I did take time out from life and work and went through all of the Ward training a few years back. The lessons I learned are valuable, but if there is no place to apply them outside of my choir rehearsal, how can they really make an impact? How can they do all they promise to do?
The Ward program of yesterday did make an impact. In workshop after workshop I do across the country, there are people from a certain generation who come up to me and say: “I remember this stuff from school. I remember singing the chants, and singing at Mass. I loved it. What happened to it all?”
What happened will never be entirely clear. Though they had the education, did all these people join church choirs when they reached adulthood? Probably not – one reason being that because during the 70s, there were few choirs left to join. And those that were formed were not singing any of the music these people had learned in their early years. But that doesn’t mean that their music education wasn’t valuable.

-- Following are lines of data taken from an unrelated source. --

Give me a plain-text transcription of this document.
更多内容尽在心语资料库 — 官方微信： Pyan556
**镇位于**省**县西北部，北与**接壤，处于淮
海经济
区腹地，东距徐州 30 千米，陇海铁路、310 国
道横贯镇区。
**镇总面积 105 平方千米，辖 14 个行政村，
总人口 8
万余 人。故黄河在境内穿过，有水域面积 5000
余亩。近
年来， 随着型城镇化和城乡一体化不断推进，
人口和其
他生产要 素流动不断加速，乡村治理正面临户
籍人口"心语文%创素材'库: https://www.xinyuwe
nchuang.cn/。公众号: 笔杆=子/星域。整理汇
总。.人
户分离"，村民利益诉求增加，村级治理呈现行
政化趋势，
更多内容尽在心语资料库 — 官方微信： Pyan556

All of these people still have a sense of how music works in liturgy. They remember it, and they value it to this day.
Wings author Wilko Brouwers has done what was long overdue and seemed impossible… he has taken the best of this tried and true pedagogy and updated it to fit today’s schedules. He has made it accessible to all, once again. In twenty short lessons, all children are given the opportunity to learn something they will carry with them all of their lives.
Teachers who learn the program, even if they go into it kicking and screaming, just may catch the bug, or at the very least, have to admit a greater appreciation for the music that the GIRM says is to be given pride of place after they’ve taught the twenty lessons. Parents who see children and teachers making progress every week will become more invested in what is going on musically in liturgy. And in the liturgies of the parish. And music directors will have a greater pool of children to draw from for their children’s choirs in future – not to mention scholas down the road.
As music director, you can teach the Words With Wings curriculum in your choir rehearsals. But since you are the music go to person in your parish, you can go one step further in the spirit of service. You can encourage pastors to schedule a workshop to bring classroom teachers along. (Sometimes it is good to bring a neutral party in from outside to do the dirty work, especially if you or your pastor fears some reticence).
You can attend the workshop – along with the teachers – to let them and your pastor know that you will continue to be a resource for them. You can help the teachers throughout the year. Music and education programs don’t have to operate on separate planes anymore.